Penso! Ho perduto qualcosa, un’impronta della mia stessa Vita, e...
e l’ammiràr delle foglie che multiformi e variopinte cadono a terra, e
i canti allegri delle vicine e serene e placide vendemmie lungo i monti, e...
e le feste del paëse, e le loro danze e i sorrisi delle fanciulle, e...
e le prime brine dell’autunno cadèr all’alba sopra i salici e sulle betulle, e
il mio più dolce desidèrio, mai noto a nessuno, e mai gridato agli orizzonti,
questo volèr, bramàr, desideràr segreto che al mio Destino muove una guerra, e
che è insana questua d’una gioia che ha e che porta molti nomi e che è infinita; e
questo mio desidèrio è: un ballo mascherato dai sogni rimasti inavverati, e...

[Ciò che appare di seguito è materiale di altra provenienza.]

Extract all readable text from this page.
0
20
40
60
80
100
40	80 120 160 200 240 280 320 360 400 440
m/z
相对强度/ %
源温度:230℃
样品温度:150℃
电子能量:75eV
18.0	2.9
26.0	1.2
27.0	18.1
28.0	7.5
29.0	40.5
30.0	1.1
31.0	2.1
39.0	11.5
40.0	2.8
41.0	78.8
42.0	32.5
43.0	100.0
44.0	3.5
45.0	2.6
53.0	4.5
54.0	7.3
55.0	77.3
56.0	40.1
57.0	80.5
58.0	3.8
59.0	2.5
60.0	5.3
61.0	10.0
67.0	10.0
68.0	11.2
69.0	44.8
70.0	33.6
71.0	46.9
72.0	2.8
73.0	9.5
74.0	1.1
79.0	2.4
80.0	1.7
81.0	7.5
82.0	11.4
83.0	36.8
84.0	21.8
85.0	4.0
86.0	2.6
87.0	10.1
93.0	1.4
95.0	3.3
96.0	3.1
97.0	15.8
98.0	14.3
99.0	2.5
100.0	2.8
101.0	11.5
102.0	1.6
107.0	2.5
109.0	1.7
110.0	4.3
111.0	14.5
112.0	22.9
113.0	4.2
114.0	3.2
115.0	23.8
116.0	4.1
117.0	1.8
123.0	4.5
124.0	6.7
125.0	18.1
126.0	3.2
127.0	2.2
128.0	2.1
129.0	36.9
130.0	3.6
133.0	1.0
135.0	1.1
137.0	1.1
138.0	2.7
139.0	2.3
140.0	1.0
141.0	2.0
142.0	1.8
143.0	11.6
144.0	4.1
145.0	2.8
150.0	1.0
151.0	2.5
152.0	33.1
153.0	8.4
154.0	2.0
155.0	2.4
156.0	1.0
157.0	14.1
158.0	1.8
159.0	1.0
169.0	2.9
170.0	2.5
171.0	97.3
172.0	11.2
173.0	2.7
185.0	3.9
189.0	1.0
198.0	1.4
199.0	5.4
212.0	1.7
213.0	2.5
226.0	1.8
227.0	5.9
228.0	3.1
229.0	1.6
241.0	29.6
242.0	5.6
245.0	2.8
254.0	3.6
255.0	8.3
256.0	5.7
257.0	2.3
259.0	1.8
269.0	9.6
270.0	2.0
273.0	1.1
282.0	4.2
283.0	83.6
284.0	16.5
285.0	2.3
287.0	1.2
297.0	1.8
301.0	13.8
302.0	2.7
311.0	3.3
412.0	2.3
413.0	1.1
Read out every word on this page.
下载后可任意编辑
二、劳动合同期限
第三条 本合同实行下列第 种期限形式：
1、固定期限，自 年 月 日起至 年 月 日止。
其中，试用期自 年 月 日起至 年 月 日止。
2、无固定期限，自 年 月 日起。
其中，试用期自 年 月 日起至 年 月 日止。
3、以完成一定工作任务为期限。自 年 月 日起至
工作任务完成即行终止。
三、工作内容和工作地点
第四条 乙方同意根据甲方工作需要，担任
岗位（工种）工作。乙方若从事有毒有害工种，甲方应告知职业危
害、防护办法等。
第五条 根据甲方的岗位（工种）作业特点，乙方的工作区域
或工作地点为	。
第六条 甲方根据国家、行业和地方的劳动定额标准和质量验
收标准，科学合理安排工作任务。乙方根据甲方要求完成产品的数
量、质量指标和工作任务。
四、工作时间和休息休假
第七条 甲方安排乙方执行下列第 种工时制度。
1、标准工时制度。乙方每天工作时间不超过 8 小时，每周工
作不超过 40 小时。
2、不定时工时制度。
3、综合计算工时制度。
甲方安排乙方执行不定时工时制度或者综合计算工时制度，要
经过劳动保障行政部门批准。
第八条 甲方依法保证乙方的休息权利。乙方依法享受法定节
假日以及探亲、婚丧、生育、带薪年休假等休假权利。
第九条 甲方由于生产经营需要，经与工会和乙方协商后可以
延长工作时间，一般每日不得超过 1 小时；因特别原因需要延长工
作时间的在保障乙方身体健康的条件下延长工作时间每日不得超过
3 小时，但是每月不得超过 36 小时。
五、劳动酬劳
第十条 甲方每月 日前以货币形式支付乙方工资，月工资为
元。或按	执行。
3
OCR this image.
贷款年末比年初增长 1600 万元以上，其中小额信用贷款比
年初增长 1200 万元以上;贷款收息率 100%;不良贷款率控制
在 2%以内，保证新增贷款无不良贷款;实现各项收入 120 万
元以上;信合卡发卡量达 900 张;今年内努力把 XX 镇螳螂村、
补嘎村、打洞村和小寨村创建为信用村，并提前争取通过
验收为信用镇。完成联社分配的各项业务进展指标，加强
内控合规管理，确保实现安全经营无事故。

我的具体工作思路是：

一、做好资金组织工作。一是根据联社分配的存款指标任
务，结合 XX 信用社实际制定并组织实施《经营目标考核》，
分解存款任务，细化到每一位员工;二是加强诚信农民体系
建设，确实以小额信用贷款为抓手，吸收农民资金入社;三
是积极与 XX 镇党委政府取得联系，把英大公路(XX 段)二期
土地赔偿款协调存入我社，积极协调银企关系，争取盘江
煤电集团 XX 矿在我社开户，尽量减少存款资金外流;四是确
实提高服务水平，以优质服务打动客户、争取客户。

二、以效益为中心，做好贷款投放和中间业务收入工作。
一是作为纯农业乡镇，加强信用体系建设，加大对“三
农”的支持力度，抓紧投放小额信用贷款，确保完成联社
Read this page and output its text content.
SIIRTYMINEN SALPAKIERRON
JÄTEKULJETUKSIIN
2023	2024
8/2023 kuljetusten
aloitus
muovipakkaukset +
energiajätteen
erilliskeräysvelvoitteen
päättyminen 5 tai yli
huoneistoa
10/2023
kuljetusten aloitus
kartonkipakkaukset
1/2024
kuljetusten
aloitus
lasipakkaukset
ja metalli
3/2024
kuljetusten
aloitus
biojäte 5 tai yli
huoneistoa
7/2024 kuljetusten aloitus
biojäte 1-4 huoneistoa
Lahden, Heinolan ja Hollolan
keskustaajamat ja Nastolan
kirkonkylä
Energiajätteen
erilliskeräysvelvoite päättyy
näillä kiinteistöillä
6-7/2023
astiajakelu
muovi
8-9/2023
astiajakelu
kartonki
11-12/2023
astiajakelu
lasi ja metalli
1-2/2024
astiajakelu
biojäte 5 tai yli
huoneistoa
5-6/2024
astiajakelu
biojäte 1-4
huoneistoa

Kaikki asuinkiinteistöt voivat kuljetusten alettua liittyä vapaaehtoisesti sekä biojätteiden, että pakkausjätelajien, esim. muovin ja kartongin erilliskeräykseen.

e il rosso labbro del rubino d’una guancia di fanciulla arrossata lievemente, e
gli inavvertiti sguardi ricercarsi tra i danzanti trilli d’un quasi muto fortepiano, e
il scialbo collo adornato di trasognato oro, e il piede che muove lontano, e...
e la sua giovinezza femminile, che davanti a me danza soävemente, e
il quieto seno ora ristretto dai veli più sontuosi, e i biondi capelli gemmati; e...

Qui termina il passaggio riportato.